1) Think “long tail”: Though most of the big insurance companies focus on the big-ticket keywords – car insurance, home insurance – some 40% of the market is in the “long tail”, according to Gilbert. In this region of more specific, sometimes obscure keywords, competition is far lower, leaving the online ground open for insurers willing to focus on very specific needs: travel insurance for people with type 2 diabetes, pet insurance for French bulldogs, and much more besides. This trait is echoed by providers of business insurance, who frequently talk in terms of insurance for indemnity or liability, when small-business owners might just want to know how they can get cover for their dog-walking service. Google, Gilbert said, loves long-tail content.
2) Be contrarian with channels: To many marketers, the question is, “Why should I bother with Bing when it only has a 12% share of the search market?” For Gilbert, the question is, “Why miss out on such a straightforward way of boosting our traffic by 12%?” Also, while some marketers expend huge amounts of resource on focus groups, Gilbert pointed out that Facebook ads – as well as being formidable means of promotion – serve as a ready-made, observational groups via their comment sections. Twitter, used properly, can be every bit as effective, with streams following hashtags or company mentions providing real-time market research and sales leads.

Alex Cheatle, Founder, Ten Group

For Cheatle, the key point behind marketing – and business success more generally – is that “meaning is more powerful than money”. Thus, marketing and messaging must be consistent with what a business truly is. “If you are luxury”, he said, “be luxury. If – like us – you aren’t, don’t be.”

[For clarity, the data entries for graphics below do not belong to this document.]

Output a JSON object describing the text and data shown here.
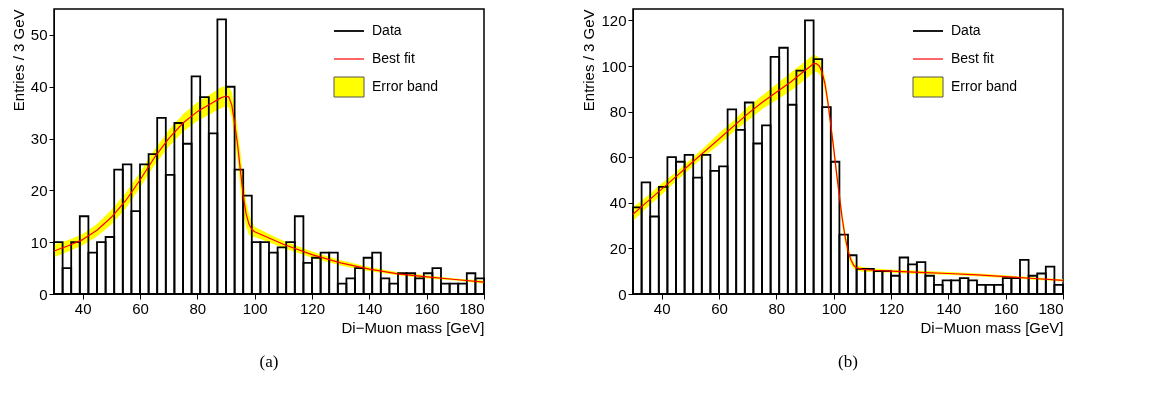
{
  "chart_data": [
    {
      "type": "histogram",
      "xlabel": "Di−Muon mass [GeV]",
      "ylabel": "Entries / 3 GeV",
      "annotations": [
        "(a)"
      ],
      "bins": [
        30,
        33,
        36,
        39,
        42,
        45,
        48,
        51,
        54,
        57,
        60,
        63,
        66,
        69,
        72,
        75,
        78,
        81,
        84,
        87,
        90,
        93,
        96,
        99,
        102,
        105,
        108,
        111,
        114,
        117,
        120,
        123,
        126,
        129,
        132,
        135,
        138,
        141,
        144,
        147,
        150,
        153,
        156,
        159,
        162,
        165,
        168,
        171,
        174,
        177,
        180
      ],
      "xlim": [
        30,
        180
      ],
      "xticks": [
        40,
        60,
        80,
        100,
        120,
        140,
        160,
        180
      ],
      "ylim": [
        0,
        55
      ],
      "yticks": [
        0,
        10,
        20,
        30,
        40,
        50
      ],
      "grid": false,
      "legend": "top right",
      "series": [
        {
          "name": "Data",
          "color": "#000000",
          "values": [
            10,
            5,
            10,
            15,
            8,
            10,
            11,
            24,
            25,
            16,
            25,
            27,
            34,
            23,
            33,
            29,
            42,
            38,
            31,
            53,
            40,
            24,
            19,
            10,
            10,
            8,
            9,
            10,
            15,
            6,
            7,
            8,
            8,
            2,
            3,
            5,
            7,
            8,
            3,
            2,
            4,
            4,
            3,
            4,
            5,
            2,
            2,
            2,
            4,
            3
          ]
        },
        {
          "name": "Best fit",
          "type": "line",
          "color": "#ff0000",
          "x": [
            30,
            35,
            40,
            45,
            50,
            55,
            60,
            65,
            70,
            75,
            80,
            85,
            88,
            90,
            91,
            92,
            93,
            94,
            95,
            96,
            97,
            98,
            99,
            100,
            105,
            110,
            120,
            130,
            140,
            150,
            160,
            170,
            180
          ],
          "values": [
            8.3,
            9.3,
            10.5,
            12.3,
            14.8,
            18,
            22,
            26.3,
            30,
            33,
            35.2,
            36.8,
            37.8,
            38.2,
            38,
            36.5,
            33,
            29,
            24,
            19,
            15.5,
            13.5,
            12.5,
            12,
            10.8,
            9.6,
            7.6,
            6,
            4.8,
            3.9,
            3.3,
            2.8,
            2.3
          ],
          "upper": [
            9.5,
            10.4,
            11.6,
            13.5,
            16.2,
            19.5,
            23.5,
            27.8,
            31.6,
            34.7,
            37,
            38.7,
            39.8,
            40.2,
            40,
            39,
            36,
            32,
            27.5,
            22.5,
            18,
            15.5,
            14,
            13,
            11.6,
            10.3,
            8.2,
            6.5,
            5.2,
            4.2,
            3.6,
            3,
            2.6
          ],
          "lower": [
            7.1,
            8.2,
            9.4,
            11.1,
            13.4,
            16.5,
            20.5,
            24.8,
            28.4,
            31.3,
            33.4,
            34.9,
            35.8,
            36.2,
            36,
            34,
            30,
            26,
            20.5,
            15.5,
            13,
            11.5,
            11,
            11,
            10,
            8.9,
            7,
            5.5,
            4.4,
            3.6,
            3,
            2.6,
            2
          ]
        },
        {
          "name": "Error band",
          "type": "area",
          "color": "#ffff00"
        }
      ]
    },
    {
      "type": "histogram",
      "xlabel": "Di−Muon mass [GeV]",
      "ylabel": "Entries / 3 GeV",
      "annotations": [
        "(b)"
      ],
      "bins": [
        30,
        33,
        36,
        39,
        42,
        45,
        48,
        51,
        54,
        57,
        60,
        63,
        66,
        69,
        72,
        75,
        78,
        81,
        84,
        87,
        90,
        93,
        96,
        99,
        102,
        105,
        108,
        111,
        114,
        117,
        120,
        123,
        126,
        129,
        132,
        135,
        138,
        141,
        144,
        147,
        150,
        153,
        156,
        159,
        162,
        165,
        168,
        171,
        174,
        177,
        180
      ],
      "xlim": [
        30,
        180
      ],
      "xticks": [
        40,
        60,
        80,
        100,
        120,
        140,
        160,
        180
      ],
      "ylim": [
        0,
        125
      ],
      "yticks": [
        0,
        20,
        40,
        60,
        80,
        100,
        120
      ],
      "grid": false,
      "legend": "top right",
      "series": [
        {
          "name": "Data",
          "color": "#000000",
          "values": [
            38,
            49,
            34,
            47,
            60,
            58,
            61,
            51,
            61,
            54,
            56,
            81,
            72,
            84,
            66,
            74,
            104,
            108,
            83,
            98,
            120,
            103,
            82,
            58,
            26,
            17,
            11,
            11,
            10,
            10,
            8,
            16,
            13,
            14,
            8,
            4,
            6,
            6,
            7,
            6,
            4,
            4,
            4,
            7,
            7,
            15,
            8,
            9,
            12,
            4
          ]
        },
        {
          "name": "Best fit",
          "type": "line",
          "color": "#ff0000",
          "x": [
            30,
            35,
            40,
            45,
            50,
            55,
            60,
            65,
            70,
            75,
            80,
            85,
            90,
            92,
            93,
            94,
            95,
            96,
            97,
            98,
            99,
            100,
            101,
            102,
            103,
            104,
            105,
            106,
            107,
            108,
            110,
            115,
            120,
            130,
            140,
            150,
            160,
            170,
            180
          ],
          "values": [
            35,
            40.5,
            46,
            51.5,
            57,
            62.5,
            68,
            73.5,
            79,
            84,
            88.5,
            93,
            98,
            100,
            101,
            101,
            100,
            97,
            92,
            84,
            74,
            64,
            53,
            43,
            33,
            25,
            19,
            15,
            12.5,
            11.5,
            10.8,
            10.3,
            10,
            9.5,
            9,
            8.4,
            7.6,
            6.8,
            6
          ],
          "upper": [
            38,
            43,
            48.5,
            53.5,
            59,
            64.5,
            70.5,
            76,
            82,
            87,
            92,
            97,
            102,
            104,
            105,
            104.5,
            103.5,
            100,
            95,
            87,
            77,
            67,
            56,
            46,
            36,
            28,
            21.5,
            17,
            14,
            12.5,
            11.8,
            11.1,
            10.7,
            10.2,
            9.6,
            9,
            8.2,
            7.3,
            6.5
          ],
          "lower": [
            32,
            38,
            43.5,
            49.5,
            55,
            60.5,
            65.5,
            71,
            76,
            81,
            85,
            89,
            94,
            96,
            97,
            97.5,
            96.5,
            94,
            89,
            81,
            71,
            61,
            50,
            40,
            30,
            22,
            16.5,
            13,
            11,
            10.5,
            9.8,
            9.5,
            9.3,
            8.8,
            8.4,
            7.8,
            7,
            6.3,
            5.5
          ]
        },
        {
          "name": "Error band",
          "type": "area",
          "color": "#ffff00"
        }
      ]
    }
  ]
}
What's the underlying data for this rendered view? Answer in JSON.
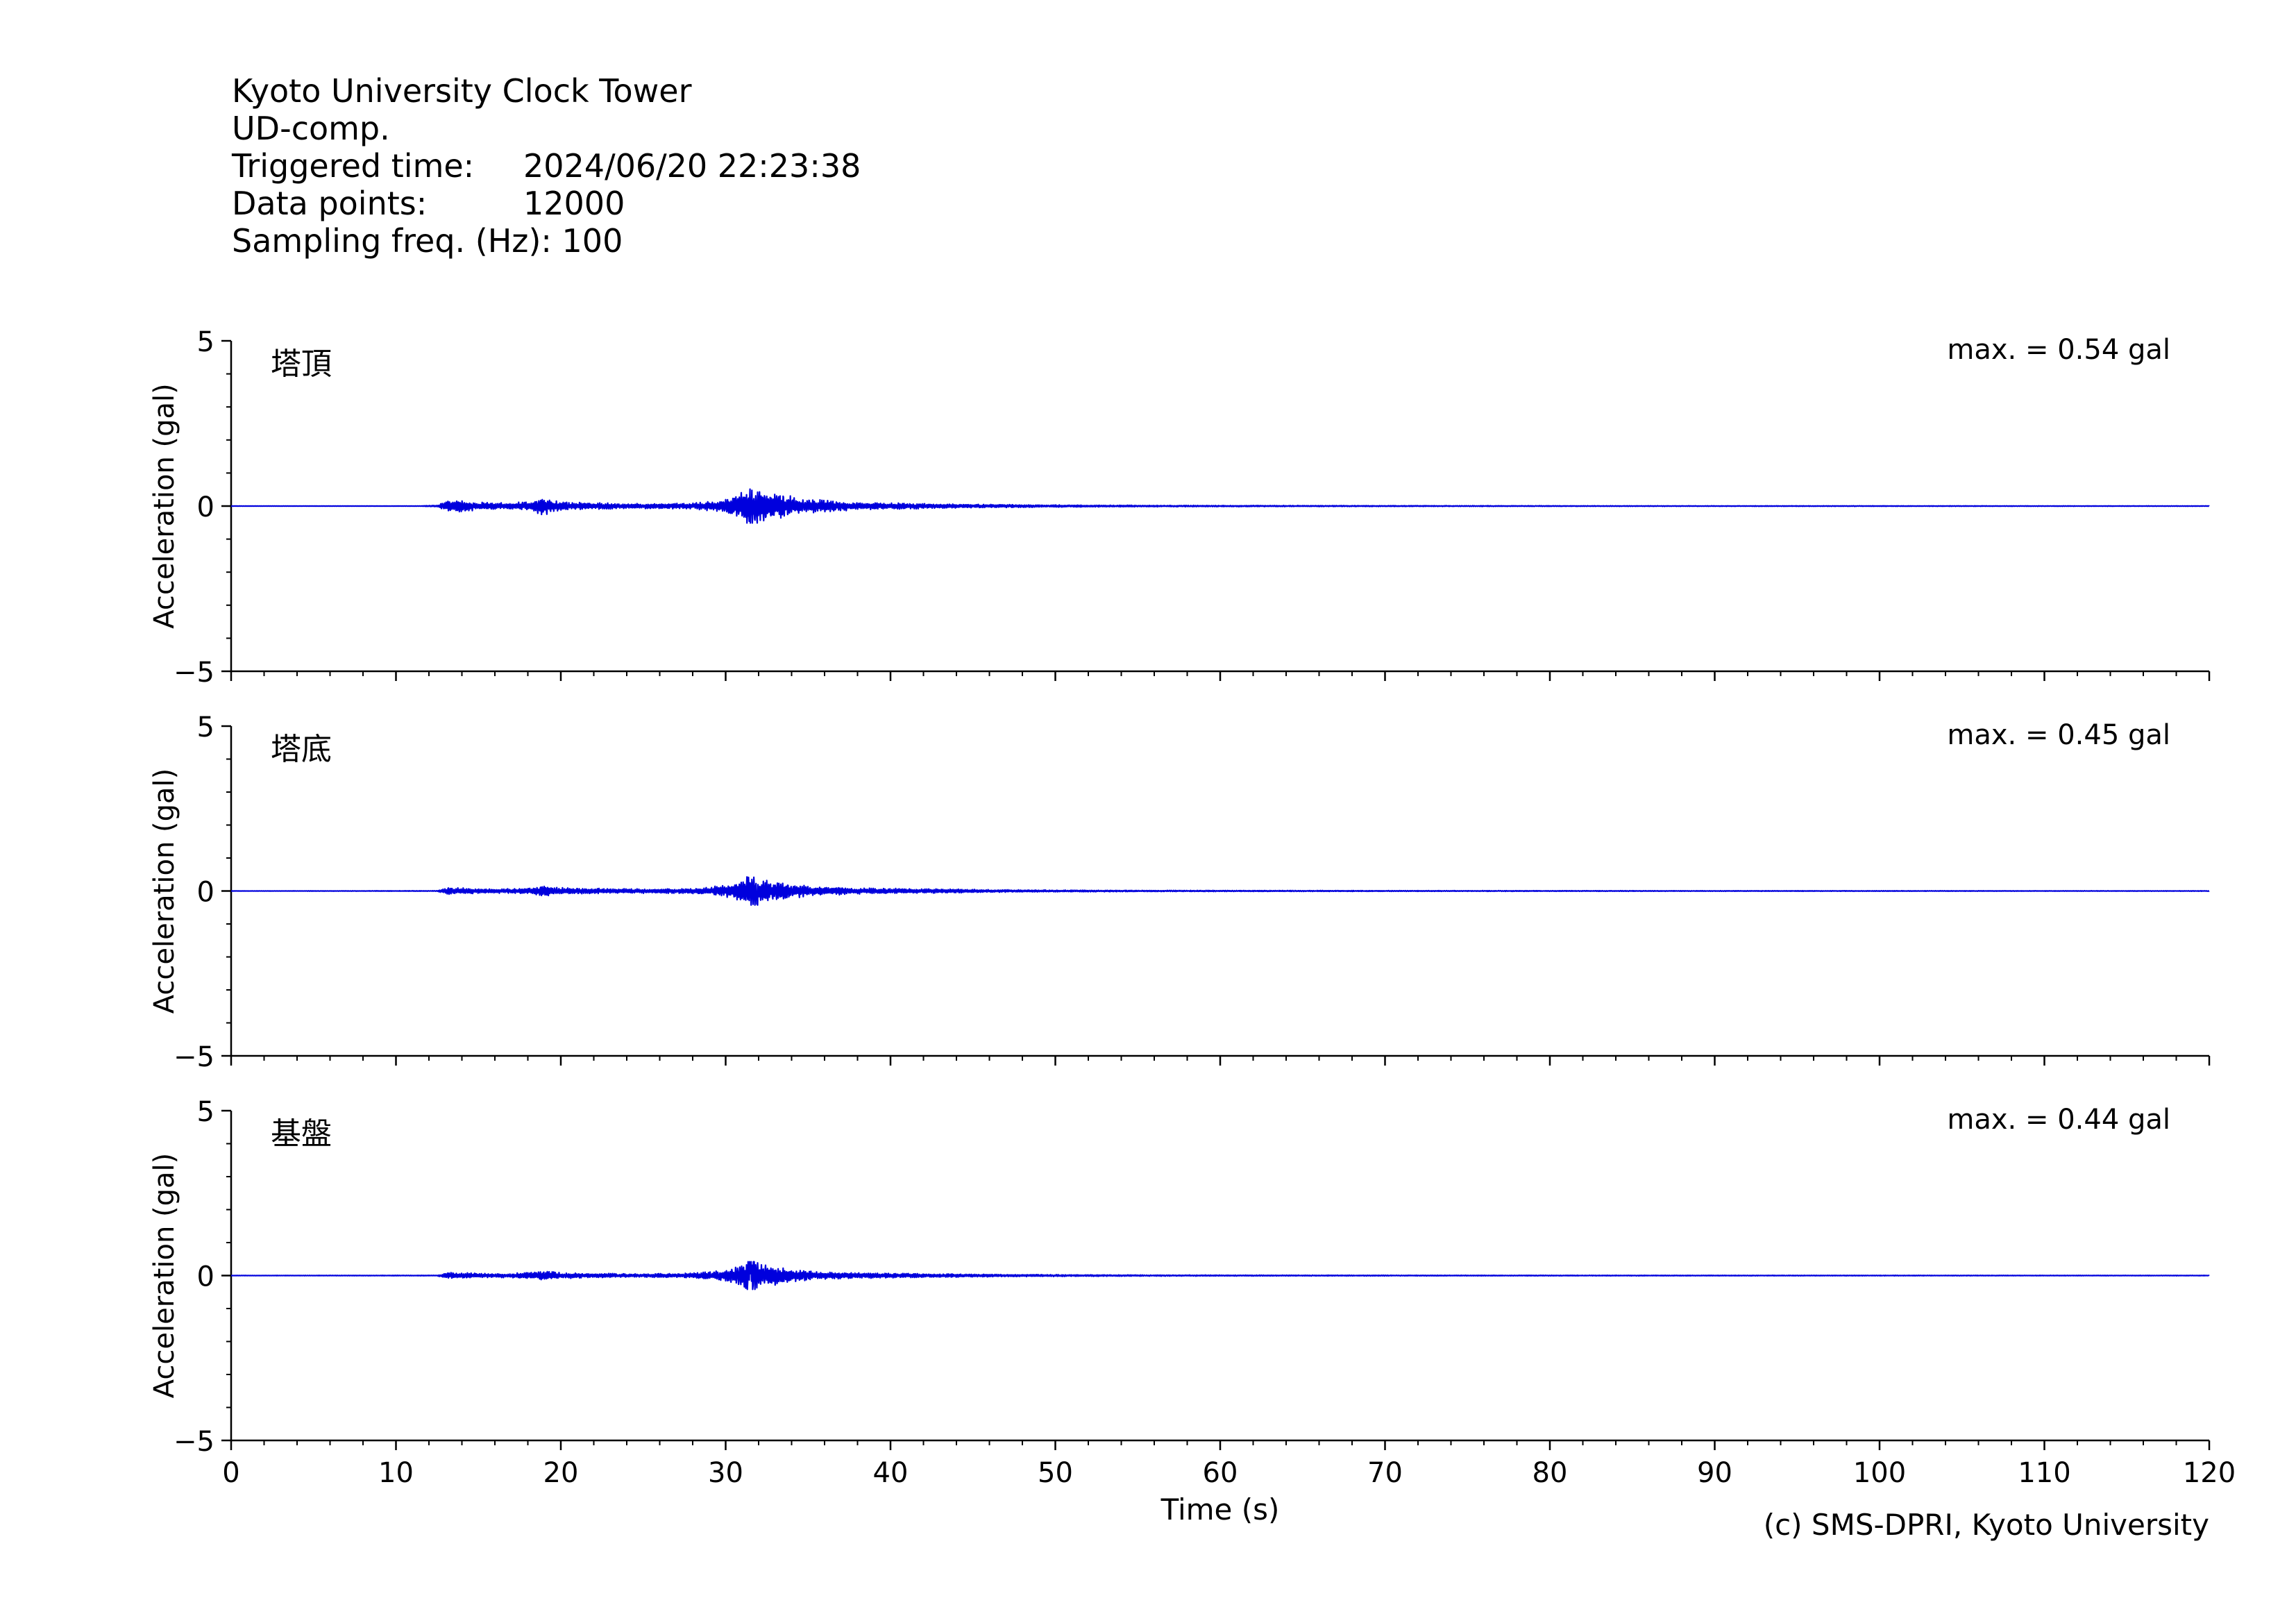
{
  "header": {
    "station": "Kyoto University Clock Tower",
    "component": "UD-comp.",
    "triggered_label": "Triggered time:",
    "triggered_value": "2024/06/20 22:23:38",
    "points_label": "Data points:",
    "points_value": "12000",
    "freq_label": "Sampling freq. (Hz):",
    "freq_value": "100"
  },
  "footer": {
    "credit": "(c) SMS-DPRI, Kyoto University"
  },
  "colors": {
    "trace": "#0000dd",
    "axis": "#000000"
  },
  "chart_data": [
    {
      "type": "line",
      "panel_label": "塔頂",
      "annotation": "max. = 0.54 gal",
      "ylabel": "Acceleration (gal)",
      "xlabel": "",
      "xlim": [
        0,
        120
      ],
      "ylim": [
        -5,
        5
      ],
      "yticks": [
        "5",
        "0",
        "−5"
      ],
      "peak": 0.54,
      "envelope": {
        "x": [
          0,
          11.5,
          12.5,
          13.2,
          14,
          15,
          16,
          17,
          18,
          19,
          20,
          22,
          24,
          26,
          28,
          30,
          31.5,
          32.5,
          34,
          36,
          38,
          40,
          42,
          44,
          46,
          50,
          55,
          60,
          70,
          80,
          90,
          100,
          110,
          120
        ],
        "y": [
          0.005,
          0.005,
          0.03,
          0.2,
          0.18,
          0.12,
          0.1,
          0.1,
          0.14,
          0.28,
          0.13,
          0.1,
          0.08,
          0.08,
          0.09,
          0.2,
          0.54,
          0.45,
          0.3,
          0.18,
          0.12,
          0.1,
          0.08,
          0.06,
          0.05,
          0.035,
          0.025,
          0.02,
          0.015,
          0.012,
          0.01,
          0.01,
          0.008,
          0.008
        ]
      }
    },
    {
      "type": "line",
      "panel_label": "塔底",
      "annotation": "max. = 0.45 gal",
      "ylabel": "Acceleration (gal)",
      "xlabel": "",
      "xlim": [
        0,
        120
      ],
      "ylim": [
        -5,
        5
      ],
      "yticks": [
        "5",
        "0",
        "−5"
      ],
      "peak": 0.45,
      "envelope": {
        "x": [
          0,
          12.5,
          13.2,
          14,
          15,
          16,
          17,
          18,
          19,
          20,
          22,
          24,
          26,
          28,
          30,
          31.5,
          32.5,
          34,
          36,
          38,
          40,
          42,
          44,
          46,
          50,
          55,
          60,
          70,
          80,
          90,
          100,
          110,
          120
        ],
        "y": [
          0.005,
          0.01,
          0.12,
          0.1,
          0.08,
          0.07,
          0.07,
          0.1,
          0.16,
          0.1,
          0.08,
          0.07,
          0.07,
          0.08,
          0.18,
          0.45,
          0.35,
          0.22,
          0.14,
          0.1,
          0.08,
          0.07,
          0.06,
          0.04,
          0.03,
          0.02,
          0.018,
          0.014,
          0.012,
          0.01,
          0.01,
          0.008,
          0.008
        ]
      }
    },
    {
      "type": "line",
      "panel_label": "基盤",
      "annotation": "max. = 0.44 gal",
      "ylabel": "Acceleration (gal)",
      "xlabel": "Time (s)",
      "xlim": [
        0,
        120
      ],
      "ylim": [
        -5,
        5
      ],
      "yticks": [
        "5",
        "0",
        "−5"
      ],
      "xticks": [
        "0",
        "10",
        "20",
        "30",
        "40",
        "50",
        "60",
        "70",
        "80",
        "90",
        "100",
        "110",
        "120"
      ],
      "peak": 0.44,
      "envelope": {
        "x": [
          0,
          12.5,
          13.2,
          14,
          15,
          16,
          17,
          18,
          19,
          20,
          22,
          24,
          26,
          28,
          30,
          31.5,
          32.5,
          34,
          36,
          38,
          40,
          42,
          44,
          46,
          50,
          55,
          60,
          70,
          80,
          90,
          100,
          110,
          120
        ],
        "y": [
          0.005,
          0.01,
          0.1,
          0.09,
          0.07,
          0.06,
          0.07,
          0.1,
          0.15,
          0.09,
          0.07,
          0.06,
          0.06,
          0.08,
          0.18,
          0.44,
          0.34,
          0.2,
          0.12,
          0.09,
          0.07,
          0.06,
          0.05,
          0.04,
          0.03,
          0.02,
          0.016,
          0.013,
          0.011,
          0.01,
          0.009,
          0.008,
          0.008
        ]
      }
    }
  ]
}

Cheatle said that Ten Group aspires to be “the most trusted service business in the world.” Having such a clear, consistent vision can be incredibly powerful in retaining business and bringing the best staff on board. Having briefly abandoned the “why” section in their client pitches, Cheatle said that bringing it back had resulted in clients buying more and staying for longer.
In a range of other tips, Cheatle advised:

– For each marketing task, provide a great brief. Money and time are short, so staff should know exactly what they need to do and – crucially – how much time they should spend on it.
– Solicit customer referrals just after a client has signed up. Why? Because most people don’t refer in order to recommend good services – they refer to justify their own decision to buy.
– To sidestep expensive marketing, speed up the sales process. Think long and hard before expending vast amounts of time and resource creating beautifully crafted sales brochures.
– Be careful with your comps, especially in B2B services. With loyal clients, it’s easy to get drawn into providing a growing list of free perks and favours.
– Remember that everyone in your company is a potential advocate, so have cards printed for everyone and ensure they all know the pitch.